In [1]:
from itertools import count

import numpy as np
import pandas as pd

from keras.models import Sequential
from keras.layers import Dense, LSTM, Flatten
from keras.layers.embeddings import Embedding
from keras.preprocessing import sequence
from keras.utils import np_utils
from keras.wrappers.scikit_learn import KerasClassifier

from sklearn.preprocessing import LabelEncoder, LabelBinarizer
from sklearn.model_selection import train_test_split, KFold, cross_val_score

# fix random seed for reproducibility
np.random.seed(1)

Using TensorFlow backend.


Load in the questions and associated tags for each question

In [2]:
q = pd.read_csv("../data/Questions.csv", encoding='latin1')
t = pd.read_csv("../data/Tags.csv", encoding='latin1')

In [3]:
titles = q.Title.str.split()

# Convert the words to a naive embedding
q_embeddings = set()

for title in titles:
    for word in title:
        q_embeddings.add(word.lower())

q_embeddings = dict(zip(q_embeddings, count()))
q.Title = q.Title.map(lambda x: [q_embeddings[word.lower()] for word in x.split()])

In [4]:
# Pad the titles to the same length
max_title_len = q.Title.apply(len).max()

q.Title = [np.concatenate([np.zeros(max_title_len - len(t)), t]) for t in q.Title]

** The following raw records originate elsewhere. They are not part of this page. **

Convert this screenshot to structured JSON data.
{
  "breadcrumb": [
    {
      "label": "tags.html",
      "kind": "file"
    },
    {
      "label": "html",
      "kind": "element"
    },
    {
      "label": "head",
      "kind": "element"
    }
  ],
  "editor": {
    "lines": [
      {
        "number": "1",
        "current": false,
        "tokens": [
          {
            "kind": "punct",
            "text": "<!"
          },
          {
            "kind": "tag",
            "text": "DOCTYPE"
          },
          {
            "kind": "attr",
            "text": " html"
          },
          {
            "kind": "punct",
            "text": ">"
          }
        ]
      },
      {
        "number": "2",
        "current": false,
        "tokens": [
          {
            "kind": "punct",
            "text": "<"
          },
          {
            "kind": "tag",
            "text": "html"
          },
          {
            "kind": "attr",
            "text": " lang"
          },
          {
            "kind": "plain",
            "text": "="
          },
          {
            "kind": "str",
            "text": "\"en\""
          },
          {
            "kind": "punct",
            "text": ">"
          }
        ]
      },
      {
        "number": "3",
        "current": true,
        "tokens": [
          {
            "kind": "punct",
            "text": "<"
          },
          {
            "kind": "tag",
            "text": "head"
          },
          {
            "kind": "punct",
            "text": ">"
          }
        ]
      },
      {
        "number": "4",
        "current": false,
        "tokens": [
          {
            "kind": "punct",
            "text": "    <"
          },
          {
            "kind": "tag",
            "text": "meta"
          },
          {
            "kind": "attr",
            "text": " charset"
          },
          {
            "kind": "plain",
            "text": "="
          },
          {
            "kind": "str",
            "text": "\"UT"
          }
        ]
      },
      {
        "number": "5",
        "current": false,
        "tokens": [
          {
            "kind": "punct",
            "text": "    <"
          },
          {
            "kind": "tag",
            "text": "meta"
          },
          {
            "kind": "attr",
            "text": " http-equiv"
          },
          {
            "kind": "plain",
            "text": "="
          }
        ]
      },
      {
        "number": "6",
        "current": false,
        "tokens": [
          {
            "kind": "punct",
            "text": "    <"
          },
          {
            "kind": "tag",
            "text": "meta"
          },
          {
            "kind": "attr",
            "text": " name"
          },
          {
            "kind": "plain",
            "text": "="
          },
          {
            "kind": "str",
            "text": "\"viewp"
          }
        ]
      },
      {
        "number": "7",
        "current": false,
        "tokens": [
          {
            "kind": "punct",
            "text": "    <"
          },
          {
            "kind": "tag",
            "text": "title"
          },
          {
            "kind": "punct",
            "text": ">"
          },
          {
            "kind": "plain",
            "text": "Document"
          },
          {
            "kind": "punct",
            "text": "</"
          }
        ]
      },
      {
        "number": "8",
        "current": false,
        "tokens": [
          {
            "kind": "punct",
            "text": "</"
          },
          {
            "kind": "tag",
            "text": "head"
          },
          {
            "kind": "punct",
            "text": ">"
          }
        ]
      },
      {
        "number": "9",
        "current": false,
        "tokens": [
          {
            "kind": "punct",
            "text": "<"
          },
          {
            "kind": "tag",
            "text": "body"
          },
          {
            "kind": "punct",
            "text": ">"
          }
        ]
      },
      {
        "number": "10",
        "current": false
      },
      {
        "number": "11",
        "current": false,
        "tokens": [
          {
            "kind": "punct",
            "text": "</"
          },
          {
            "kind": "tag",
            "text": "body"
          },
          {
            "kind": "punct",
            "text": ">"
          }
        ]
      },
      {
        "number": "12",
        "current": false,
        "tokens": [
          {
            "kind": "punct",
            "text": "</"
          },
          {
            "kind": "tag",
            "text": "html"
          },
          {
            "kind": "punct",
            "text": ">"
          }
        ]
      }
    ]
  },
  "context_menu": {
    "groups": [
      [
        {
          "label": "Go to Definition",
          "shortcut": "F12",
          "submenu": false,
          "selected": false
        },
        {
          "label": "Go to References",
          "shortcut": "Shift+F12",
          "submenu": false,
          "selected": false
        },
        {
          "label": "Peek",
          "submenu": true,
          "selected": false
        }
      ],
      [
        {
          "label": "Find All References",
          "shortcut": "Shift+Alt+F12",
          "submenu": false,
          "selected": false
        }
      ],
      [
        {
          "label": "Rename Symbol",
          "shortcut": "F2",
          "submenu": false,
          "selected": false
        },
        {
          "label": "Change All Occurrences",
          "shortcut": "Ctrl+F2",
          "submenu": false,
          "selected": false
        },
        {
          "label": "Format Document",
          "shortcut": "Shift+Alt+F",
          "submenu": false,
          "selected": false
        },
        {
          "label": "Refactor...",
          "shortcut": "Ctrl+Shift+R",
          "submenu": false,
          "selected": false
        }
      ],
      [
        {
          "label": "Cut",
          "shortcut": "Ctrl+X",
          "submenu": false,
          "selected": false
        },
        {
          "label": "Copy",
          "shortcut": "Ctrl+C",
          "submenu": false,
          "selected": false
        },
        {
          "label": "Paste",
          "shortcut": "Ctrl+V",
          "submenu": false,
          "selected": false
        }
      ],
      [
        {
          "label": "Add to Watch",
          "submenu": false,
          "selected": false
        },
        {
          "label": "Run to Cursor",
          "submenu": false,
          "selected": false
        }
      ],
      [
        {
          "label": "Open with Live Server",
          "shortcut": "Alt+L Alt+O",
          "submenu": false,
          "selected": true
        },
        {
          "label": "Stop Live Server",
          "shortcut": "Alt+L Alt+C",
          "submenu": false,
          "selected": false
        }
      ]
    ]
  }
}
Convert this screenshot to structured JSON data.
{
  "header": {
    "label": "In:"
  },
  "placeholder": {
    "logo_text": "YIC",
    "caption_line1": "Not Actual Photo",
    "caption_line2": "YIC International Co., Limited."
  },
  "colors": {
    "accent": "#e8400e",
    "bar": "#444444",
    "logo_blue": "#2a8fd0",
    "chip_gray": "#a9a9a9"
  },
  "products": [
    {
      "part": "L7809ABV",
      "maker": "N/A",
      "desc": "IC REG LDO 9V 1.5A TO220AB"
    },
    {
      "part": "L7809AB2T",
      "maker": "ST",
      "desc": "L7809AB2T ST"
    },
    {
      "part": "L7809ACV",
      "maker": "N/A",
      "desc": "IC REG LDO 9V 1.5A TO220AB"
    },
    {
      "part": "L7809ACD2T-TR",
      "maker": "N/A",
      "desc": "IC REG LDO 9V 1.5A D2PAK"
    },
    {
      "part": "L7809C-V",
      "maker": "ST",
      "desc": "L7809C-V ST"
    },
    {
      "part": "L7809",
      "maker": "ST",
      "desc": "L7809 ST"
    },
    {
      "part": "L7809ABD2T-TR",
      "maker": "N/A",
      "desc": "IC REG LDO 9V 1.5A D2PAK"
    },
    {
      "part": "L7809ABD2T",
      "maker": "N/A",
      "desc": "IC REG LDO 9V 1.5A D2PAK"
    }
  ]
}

Now we need to assign tags to each question.

In [5]:
# There's definitely a better way to do this but whatever
# This is really bad though

top_tags = set(t.Tag.value_counts()[:501].index.tolist())

t = t[t.Tag.isin(top_tags)]
t = t.groupby('Id').first()

In [6]:
q = q.join(t, on='Id', rsuffix='t_')
q = q[~q.Tag.isna()]

In [7]:
# Split into training and testing data
train, test = train_test_split(q, train_size=0.7)



In [8]:
X_train = train.Title
X_test = test.Title

y_train = train.Tag
y_test = test.Tag

## LSTM Time

In [9]:
lb = LabelBinarizer()
lb.fit(q.Tag.unique())

LabelBinarizer(neg_label=0, pos_label=1, sparse_output=False)

In [10]:
# One-hot encoding runs out of memory if used on the entire training set
# so intead train by batches
# Could instead limit to top 1000 tags or so
# X_train_batches = np.split(X_train, 25)
# y_train_batches = np.split(y_train, 25)

In [11]:
# np_utils.to_categorical(y_train_batches[0])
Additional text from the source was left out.